Junior Jacquelin Robledo, a lifelong LA Angels fan, shares how she keeps in touch with her favorite sport.

“I’ve been going through the MLB’s YouTube page. They are posting random clips, so that’s how I’m keeping myself entertained,” Robledo said.

Like many fans, Robledo is watching sports highlights to get her fix. There’s simply nothing like actually experiencing the sport, even if it is through a screen and you know how it will end. Watching highlights of your favorite team in their prime can easily make you nostalgic for the game and remind you why you first fell in love with sports. For me, watching the Anaheim Ducks’ Stanley Cup victory in 2007 sends chills down my spine and makes me yearn for the days when I could experience those feelings for real, even if it was just three weeks ago.

However, the major leagues are definitely trying to make the best of a bad situation. The NBA streams replays of the best matches in basketball history. The MLB now posts full game replays from previous seasons. The NHL has made deals with TV networks to air old playoff games. 

In an interesting twist, however, some individual teams have turned to video games to entertain their fans. The Phoenix Suns now play their remaining games in NBA 2K20 and stream the matches on Twitch.

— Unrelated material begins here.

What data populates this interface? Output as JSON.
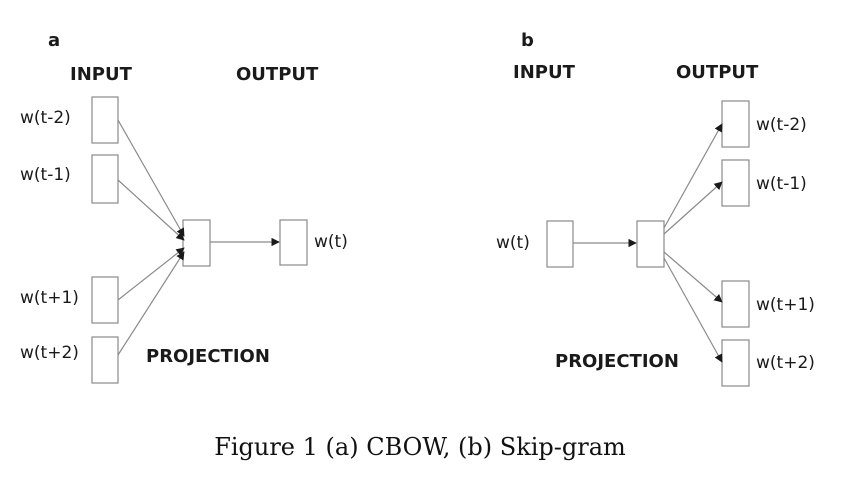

Similarly, some hockey teams have also made their own “sim seasons” in NHL 20. The New Jersey Devils and Arizona Coyotes now stream virtual games with their network’s play-by-play announcers doing live commentary. I’ll have to admit: seeing CGI players skate around a virtual rink is way more entertaining than it has any right to be, even if it is nothing like real hockey. A real goalie that faces 90 shots in a game would collapse by the end; however, this isn’t an issue in a video game. This unique form of entertainment allows fans to enjoy sports in a different way and see things that would never happen in real life, and I am all for it!

At the end of the day, however, nothing can replace the roar of the crowd, the nail-biting tension, and the euphoria of victory that sports bring. Seeing your favorite team rise to the top and do battle against a division rival is one of the most incredible experiences that you can go through. I can confidently say that every sports fan is hoping that COVID-19 is squared away soon so that we can once again let the games begin.